The myopathies are neuromuscular disorders in which the primary symptom is muscle weakness due to dysfunction of muscle fiber. Other symptoms of myopathy can include include muscle cramps, stiffness, and spasm. Myopathies can be inherited (such as the muscular dystrophies) or acquired (such as common muscle cramps). Myopathies are grouped as follows: congenital myopathies : characterized by developmental delays in motor skills; skeletal and facial abnormalities are occasionally evident at birth muscular dystrophies : characterized by progressive weakness in voluntary muscles; sometimes evident at birth mitochondrial myopathies : caused by genetic abnormalities in mitochondria, cellular structures that control energy; include Kearns-Sayre syndrome, MELAS and MERRF glycogen storage diseases of muscle : caused by mutations in genes controlling enzymes that metabolize glycogen and glucose (blood sugar); include Pompe's, Andersen's and Cori's diseases myoglobinurias : caused by disorders in the metabolism of a fuel (myoglobin) necessary for muscle work; include McArdle, Tarui, and DiMauro diseases dermatomyositis : an inflammatory myopathy of skin and muscle myositis ossificans : characterized by bone growing in muscle tissue familial periodic paralysis : characterized by episodes of weakness in the arms and legs polymyositis, inclusion body myositis, and related myopathies : inflammatory myopathies of skeletal muscle neuromyotonia : characterized by alternating episodes of twitching and stiffness; and stiff-man syndrome: characterized by episodes of rigidity and reflex spasms common muscle cramps and stiffness, and tetany: characterized by prolonged spasms of the arms and legs

Treatments for the myopathies depend on the disease or condition and specific causes.

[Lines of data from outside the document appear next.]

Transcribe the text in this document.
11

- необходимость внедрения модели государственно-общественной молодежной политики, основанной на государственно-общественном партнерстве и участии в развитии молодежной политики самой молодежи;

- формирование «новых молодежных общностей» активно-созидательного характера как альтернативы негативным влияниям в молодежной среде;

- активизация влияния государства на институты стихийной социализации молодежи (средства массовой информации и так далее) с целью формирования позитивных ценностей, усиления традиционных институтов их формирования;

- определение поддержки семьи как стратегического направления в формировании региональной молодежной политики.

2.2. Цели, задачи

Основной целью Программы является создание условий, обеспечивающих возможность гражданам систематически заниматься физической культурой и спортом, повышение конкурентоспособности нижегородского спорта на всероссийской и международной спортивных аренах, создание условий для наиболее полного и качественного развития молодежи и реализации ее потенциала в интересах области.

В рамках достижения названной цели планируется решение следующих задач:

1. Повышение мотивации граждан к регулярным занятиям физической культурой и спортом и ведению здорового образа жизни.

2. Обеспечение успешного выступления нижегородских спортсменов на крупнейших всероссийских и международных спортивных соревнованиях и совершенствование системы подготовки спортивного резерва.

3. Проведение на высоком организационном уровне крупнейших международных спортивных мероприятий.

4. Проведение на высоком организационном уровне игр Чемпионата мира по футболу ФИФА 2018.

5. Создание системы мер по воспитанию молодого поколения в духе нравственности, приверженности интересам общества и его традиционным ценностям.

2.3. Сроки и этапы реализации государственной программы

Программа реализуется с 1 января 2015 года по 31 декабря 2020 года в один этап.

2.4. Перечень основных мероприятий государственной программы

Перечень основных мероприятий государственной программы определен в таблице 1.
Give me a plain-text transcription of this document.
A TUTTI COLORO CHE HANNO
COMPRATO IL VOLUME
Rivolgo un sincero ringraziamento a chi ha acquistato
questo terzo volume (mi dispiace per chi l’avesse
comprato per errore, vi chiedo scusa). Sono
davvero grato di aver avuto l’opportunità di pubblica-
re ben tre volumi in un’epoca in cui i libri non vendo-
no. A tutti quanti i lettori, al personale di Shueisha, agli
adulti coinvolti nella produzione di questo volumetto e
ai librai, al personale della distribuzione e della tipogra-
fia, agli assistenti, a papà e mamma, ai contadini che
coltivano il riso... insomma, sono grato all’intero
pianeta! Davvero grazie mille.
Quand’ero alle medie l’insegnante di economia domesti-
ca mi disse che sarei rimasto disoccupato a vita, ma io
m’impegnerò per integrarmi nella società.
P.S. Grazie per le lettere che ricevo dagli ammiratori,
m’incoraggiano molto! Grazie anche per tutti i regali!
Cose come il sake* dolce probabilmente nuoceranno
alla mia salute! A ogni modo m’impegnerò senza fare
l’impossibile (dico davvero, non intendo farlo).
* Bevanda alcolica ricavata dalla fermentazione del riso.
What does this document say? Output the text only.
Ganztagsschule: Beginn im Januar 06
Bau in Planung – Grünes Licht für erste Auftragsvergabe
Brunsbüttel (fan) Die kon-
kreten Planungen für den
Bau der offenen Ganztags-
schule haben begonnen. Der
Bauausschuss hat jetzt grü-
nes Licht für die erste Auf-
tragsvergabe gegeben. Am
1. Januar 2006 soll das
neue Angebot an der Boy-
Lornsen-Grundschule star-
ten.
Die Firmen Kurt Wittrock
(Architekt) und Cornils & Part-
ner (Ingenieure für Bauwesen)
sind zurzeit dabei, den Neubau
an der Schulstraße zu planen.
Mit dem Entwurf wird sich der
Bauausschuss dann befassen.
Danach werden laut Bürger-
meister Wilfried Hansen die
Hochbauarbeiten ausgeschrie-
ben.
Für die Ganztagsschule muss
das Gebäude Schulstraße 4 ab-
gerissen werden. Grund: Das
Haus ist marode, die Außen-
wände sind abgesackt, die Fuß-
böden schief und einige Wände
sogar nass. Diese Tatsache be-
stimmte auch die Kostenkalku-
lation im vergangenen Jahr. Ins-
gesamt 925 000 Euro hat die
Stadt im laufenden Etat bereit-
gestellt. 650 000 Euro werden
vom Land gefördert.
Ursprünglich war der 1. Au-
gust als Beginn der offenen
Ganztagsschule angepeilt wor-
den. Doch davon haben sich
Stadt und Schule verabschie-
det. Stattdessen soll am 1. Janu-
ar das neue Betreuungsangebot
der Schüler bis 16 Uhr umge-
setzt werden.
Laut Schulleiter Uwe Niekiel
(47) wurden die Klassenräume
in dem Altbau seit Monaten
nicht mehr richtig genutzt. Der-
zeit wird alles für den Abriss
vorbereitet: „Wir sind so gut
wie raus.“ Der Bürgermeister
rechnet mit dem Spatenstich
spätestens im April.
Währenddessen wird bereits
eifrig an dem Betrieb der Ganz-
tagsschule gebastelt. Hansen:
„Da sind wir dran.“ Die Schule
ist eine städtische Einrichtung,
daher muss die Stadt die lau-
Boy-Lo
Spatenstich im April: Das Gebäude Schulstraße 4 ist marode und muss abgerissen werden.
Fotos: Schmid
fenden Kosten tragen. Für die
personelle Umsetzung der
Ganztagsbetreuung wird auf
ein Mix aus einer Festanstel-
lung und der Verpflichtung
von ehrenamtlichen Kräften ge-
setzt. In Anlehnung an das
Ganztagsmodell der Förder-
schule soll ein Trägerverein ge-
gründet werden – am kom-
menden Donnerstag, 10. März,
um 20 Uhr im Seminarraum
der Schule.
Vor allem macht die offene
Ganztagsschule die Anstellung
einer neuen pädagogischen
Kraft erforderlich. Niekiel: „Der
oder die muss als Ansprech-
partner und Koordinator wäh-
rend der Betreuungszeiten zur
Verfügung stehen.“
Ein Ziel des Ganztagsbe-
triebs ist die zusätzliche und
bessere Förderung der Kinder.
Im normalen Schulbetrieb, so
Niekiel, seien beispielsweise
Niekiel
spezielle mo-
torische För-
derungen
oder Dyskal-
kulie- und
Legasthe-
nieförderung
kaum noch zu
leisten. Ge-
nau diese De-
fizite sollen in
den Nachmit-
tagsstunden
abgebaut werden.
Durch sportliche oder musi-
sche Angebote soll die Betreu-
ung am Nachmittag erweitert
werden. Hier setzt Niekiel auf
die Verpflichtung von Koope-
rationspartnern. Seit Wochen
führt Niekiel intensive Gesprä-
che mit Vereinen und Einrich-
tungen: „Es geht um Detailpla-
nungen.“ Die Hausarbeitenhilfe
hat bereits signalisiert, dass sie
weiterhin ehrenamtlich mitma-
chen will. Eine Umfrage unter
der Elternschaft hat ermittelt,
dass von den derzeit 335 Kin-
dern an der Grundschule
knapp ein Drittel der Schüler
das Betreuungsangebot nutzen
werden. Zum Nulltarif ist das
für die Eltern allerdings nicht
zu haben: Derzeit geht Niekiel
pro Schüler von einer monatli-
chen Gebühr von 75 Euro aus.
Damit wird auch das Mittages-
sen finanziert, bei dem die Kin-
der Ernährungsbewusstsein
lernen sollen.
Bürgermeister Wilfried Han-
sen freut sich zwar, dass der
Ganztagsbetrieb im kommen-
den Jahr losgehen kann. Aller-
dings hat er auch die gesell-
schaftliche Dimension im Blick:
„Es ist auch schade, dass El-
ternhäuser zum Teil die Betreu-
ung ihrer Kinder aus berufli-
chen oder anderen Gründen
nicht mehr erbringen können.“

Supportive and symptomatic treatment may be the only treatment available or necessary for some disorders. Treatment for other disorders may include drug therapy, such as immunosuppressives, physical therapy, bracing to support weakened muscles, and surgery.

The prognosis for individuals with a myopathy varies. Some individuals have a normal life span and little or no disability. For others, however, the disorder may be progressive, severely disabling, life-threatening, or fatal.